One of those endings made me a little – huh. There’s an ending where the protagonist leaves the company and is struggling for opportunities a bit and, without player input, makes a seat-of-the-pants decision to kind of exploit her disabled niece for marketing purposes. I suspect some players would hate this because it’s an Unethical Act that the player is forced into; that doesn’t bother me so much as the fact that it’s kind of unprecedented, character-wise, and therefore feels like it should be a character turning point rather than an epilogue. The main story isn’t really about the character being consciously desperate for work, or being willing to manipulate people – and earlier in the story their niece is one of the few things they clearly assert caring about. So it just feels like an oddly weighty character pivot for an epilogue, regardless of how I’ve behaved earlier in the story.
Except – hm. While writing this review I found a sixth ending, which wasn’t hugely notable except that a sequence after that suggests that there’s content unlocked by getting more endings, so most likely there’s a True Ending deal that you can only get if you find all the other endings, which, very VN right there. So even though most of the outcomes are about how it’s exhausting and well-nigh-impossible to change corporate culture from inside, but leaving just screws you, it’s possible that there’s an ending.

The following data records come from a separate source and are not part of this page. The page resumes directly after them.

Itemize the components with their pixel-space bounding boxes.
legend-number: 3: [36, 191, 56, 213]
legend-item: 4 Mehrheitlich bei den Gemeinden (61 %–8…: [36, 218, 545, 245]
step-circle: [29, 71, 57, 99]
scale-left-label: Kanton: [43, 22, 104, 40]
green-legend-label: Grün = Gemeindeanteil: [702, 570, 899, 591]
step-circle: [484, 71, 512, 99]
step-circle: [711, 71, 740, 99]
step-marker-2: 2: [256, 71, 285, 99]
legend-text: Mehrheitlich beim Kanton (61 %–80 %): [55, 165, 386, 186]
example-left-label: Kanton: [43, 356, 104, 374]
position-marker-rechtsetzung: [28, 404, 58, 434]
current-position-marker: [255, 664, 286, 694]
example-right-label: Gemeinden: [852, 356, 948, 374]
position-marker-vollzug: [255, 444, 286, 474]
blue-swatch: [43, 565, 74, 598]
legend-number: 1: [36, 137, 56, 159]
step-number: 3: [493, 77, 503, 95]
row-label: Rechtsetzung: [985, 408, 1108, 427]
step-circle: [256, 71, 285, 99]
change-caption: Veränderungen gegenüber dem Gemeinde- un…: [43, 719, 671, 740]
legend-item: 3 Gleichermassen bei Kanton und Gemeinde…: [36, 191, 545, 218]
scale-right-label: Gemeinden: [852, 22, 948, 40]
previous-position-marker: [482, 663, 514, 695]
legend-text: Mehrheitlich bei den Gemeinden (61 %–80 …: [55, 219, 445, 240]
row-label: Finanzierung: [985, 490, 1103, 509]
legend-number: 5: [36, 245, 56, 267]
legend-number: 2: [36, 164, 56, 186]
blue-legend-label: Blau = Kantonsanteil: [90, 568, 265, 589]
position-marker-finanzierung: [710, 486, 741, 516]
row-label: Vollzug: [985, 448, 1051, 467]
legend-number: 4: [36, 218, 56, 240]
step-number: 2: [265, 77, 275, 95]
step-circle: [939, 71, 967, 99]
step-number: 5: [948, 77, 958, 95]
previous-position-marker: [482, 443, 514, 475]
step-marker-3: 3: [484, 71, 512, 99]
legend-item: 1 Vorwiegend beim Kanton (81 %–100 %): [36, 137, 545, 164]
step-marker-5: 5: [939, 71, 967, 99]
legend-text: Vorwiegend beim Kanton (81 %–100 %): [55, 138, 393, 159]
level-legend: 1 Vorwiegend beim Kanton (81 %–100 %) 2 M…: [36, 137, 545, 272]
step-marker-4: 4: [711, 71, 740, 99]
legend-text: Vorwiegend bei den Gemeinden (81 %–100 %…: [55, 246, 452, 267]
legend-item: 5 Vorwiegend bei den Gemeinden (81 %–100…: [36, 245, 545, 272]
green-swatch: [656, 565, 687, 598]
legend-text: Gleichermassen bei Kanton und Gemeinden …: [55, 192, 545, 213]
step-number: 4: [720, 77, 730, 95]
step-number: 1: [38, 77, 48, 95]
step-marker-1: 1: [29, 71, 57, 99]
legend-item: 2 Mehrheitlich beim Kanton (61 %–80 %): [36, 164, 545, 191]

I’m definitely not gonna find it within the confines of comp season, and probably not after; I don’t really enjoy exhaustive play for its own sake, and there’s not enough variation between plays, or enough satisfaction in the individual endings, to make heavy repeat play rewarding.
While this is a really respectable piece, and there’s a lot to like about it, I don’t really love it. And I think that’s probably more about its priorities than its execution; I’d prefer a much more strongly-characterized protagonist, for example, but I think that this would likely go against its design goals, and it feels as though this is a piece that pretty firmly knows what it’s going for.
Thank you Sam for taking the time to play and write about my game, this is a really helpful and thorough review! It’s great to have different perspectives on my work so that I can evaluate it more objectively.